As to the original couple, unfortunately, even though I would probably still have their contact details, unless they contact me in the future for photographic work, when I could take the opportunity to point out their breaking of our earlier contract, I would probably not contact them to arrange for payment or to inform them of copyright breach. The costs involved in pursuing it legally would not be recouped, and the bad word of mouth would be a huge disadvantage to my business.

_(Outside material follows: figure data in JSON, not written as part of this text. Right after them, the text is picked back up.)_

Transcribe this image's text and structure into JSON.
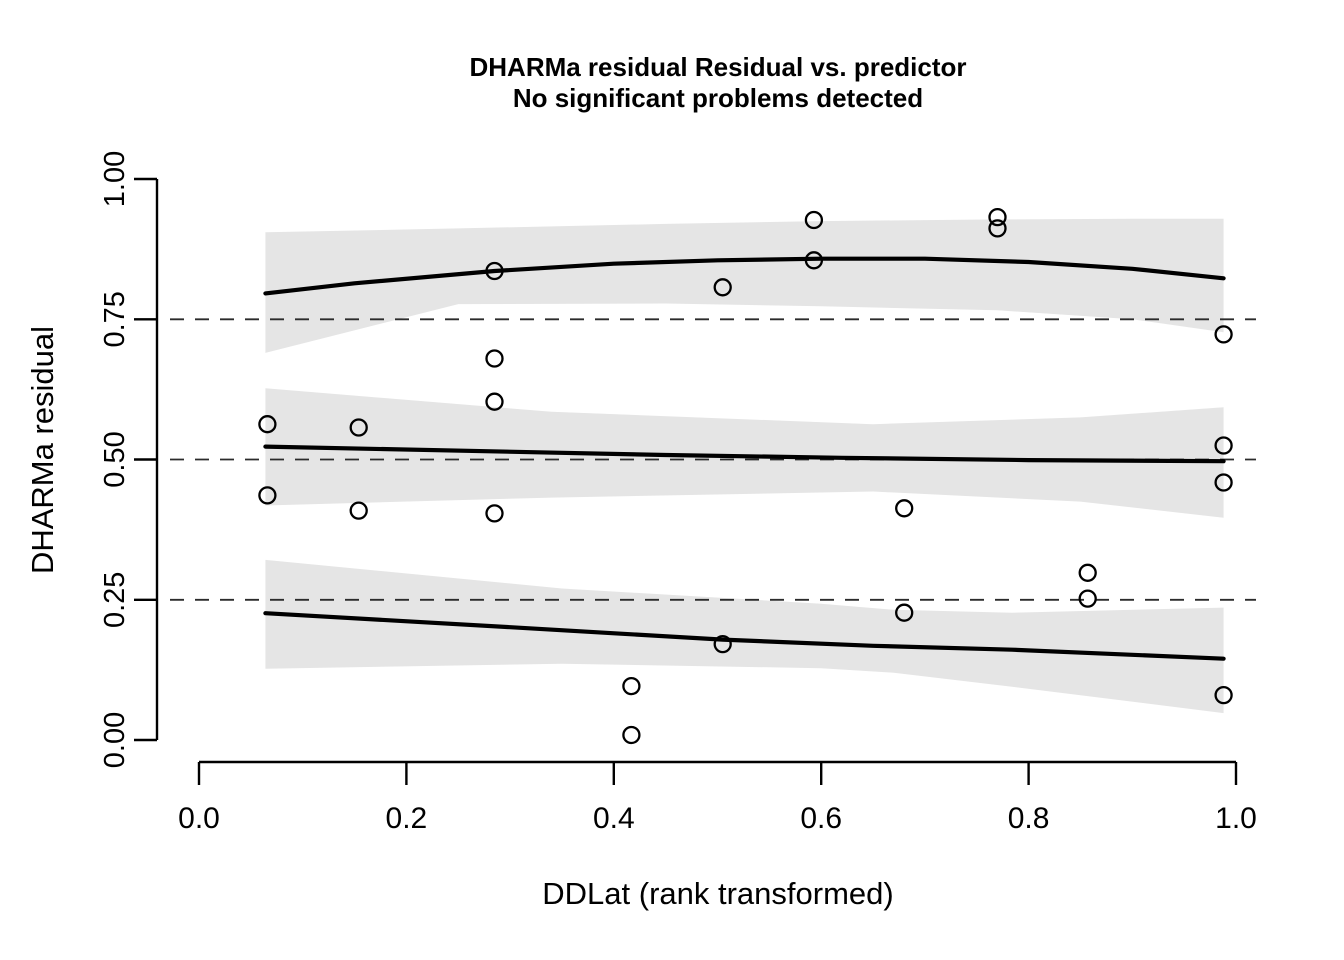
{
  "chart_data": {
    "type": "scatter",
    "title": "DHARMa residual Residual vs. predictor",
    "subtitle": "No significant problems detected",
    "xlabel": "DDLat (rank transformed)",
    "ylabel": "DHARMa residual",
    "xlim": [
      0.0,
      1.0
    ],
    "ylim": [
      0.0,
      1.0
    ],
    "grid": false,
    "legend": "none",
    "x_ticks": {
      "values": [
        0.0,
        0.2,
        0.4,
        0.6,
        0.8,
        1.0
      ],
      "labels": [
        "0.0",
        "0.2",
        "0.4",
        "0.6",
        "0.8",
        "1.0"
      ]
    },
    "y_ticks": {
      "values": [
        0.0,
        0.25,
        0.5,
        0.75,
        1.0
      ],
      "labels": [
        "0.00",
        "0.25",
        "0.50",
        "0.75",
        "1.00"
      ]
    },
    "reference_lines": [
      0.25,
      0.5,
      0.75
    ],
    "points": [
      [
        0.066,
        0.563
      ],
      [
        0.066,
        0.436
      ],
      [
        0.154,
        0.557
      ],
      [
        0.154,
        0.409
      ],
      [
        0.285,
        0.836
      ],
      [
        0.285,
        0.68
      ],
      [
        0.285,
        0.603
      ],
      [
        0.285,
        0.404
      ],
      [
        0.417,
        0.096
      ],
      [
        0.417,
        0.009
      ],
      [
        0.505,
        0.807
      ],
      [
        0.505,
        0.171
      ],
      [
        0.593,
        0.927
      ],
      [
        0.593,
        0.855
      ],
      [
        0.68,
        0.413
      ],
      [
        0.68,
        0.227
      ],
      [
        0.77,
        0.932
      ],
      [
        0.77,
        0.912
      ],
      [
        0.857,
        0.298
      ],
      [
        0.857,
        0.252
      ],
      [
        0.988,
        0.723
      ],
      [
        0.988,
        0.525
      ],
      [
        0.988,
        0.459
      ],
      [
        0.988,
        0.08
      ]
    ],
    "quantile_fits": [
      {
        "quantile": 0.75,
        "line_x": [
          0.064,
          0.15,
          0.285,
          0.4,
          0.5,
          0.6,
          0.7,
          0.8,
          0.9,
          0.988
        ],
        "line_y": [
          0.796,
          0.814,
          0.836,
          0.849,
          0.855,
          0.858,
          0.858,
          0.852,
          0.84,
          0.823
        ],
        "band_x": [
          0.064,
          0.25,
          0.45,
          0.6,
          0.77,
          0.9,
          0.988
        ],
        "band_hi": [
          0.905,
          0.912,
          0.92,
          0.925,
          0.928,
          0.929,
          0.929
        ],
        "band_lo": [
          0.69,
          0.777,
          0.778,
          0.773,
          0.766,
          0.75,
          0.727
        ]
      },
      {
        "quantile": 0.5,
        "line_x": [
          0.064,
          0.45,
          0.62,
          0.8,
          0.988
        ],
        "line_y": [
          0.523,
          0.508,
          0.503,
          0.499,
          0.497
        ],
        "band_x": [
          0.064,
          0.34,
          0.65,
          0.85,
          0.988
        ],
        "band_hi": [
          0.627,
          0.585,
          0.563,
          0.575,
          0.593
        ],
        "band_lo": [
          0.418,
          0.432,
          0.443,
          0.425,
          0.396
        ]
      },
      {
        "quantile": 0.25,
        "line_x": [
          0.064,
          0.3,
          0.505,
          0.65,
          0.784,
          0.988
        ],
        "line_y": [
          0.226,
          0.201,
          0.179,
          0.168,
          0.161,
          0.145
        ],
        "band_x": [
          0.064,
          0.35,
          0.6,
          0.67,
          0.784,
          0.988
        ],
        "band_hi": [
          0.321,
          0.27,
          0.243,
          0.232,
          0.227,
          0.236
        ],
        "band_lo": [
          0.127,
          0.136,
          0.128,
          0.12,
          0.095,
          0.048
        ]
      }
    ],
    "colors": {
      "band": "#e5e5e5",
      "fit_line": "#000000",
      "point_stroke": "#000000",
      "reference_dash": "#2b2b2b",
      "axis": "#000000",
      "background": "#ffffff"
    }
  }
}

This scenario is where I WOULD get nasty and call a lawyer or barrister. This is a very clear breach of contract by one of the signatories (the other cases didn’t involve the actual client at the point of breach), and as a commercial contract, they really are responsible. My first point of call would be to get my lawyer to draft a cease and desist AND an invoice for all current usages of the images. Should that be ignored or downplayed, I would be asking for compensation in the order of some magnitude, as the images that I provided were not designed to be enlarged by that amount, and would not be a good representation of my work.
With this case, I would not rest until I had either a fat cheque and written apology from the company involved, or a fat cheque and a judgement in my hand. I have pursued similar infringements to my IP from other companies on earlier occasions, however, and I find that a stern letter from a barrister tends to make most people back down when it is obvious that they are in the wrong.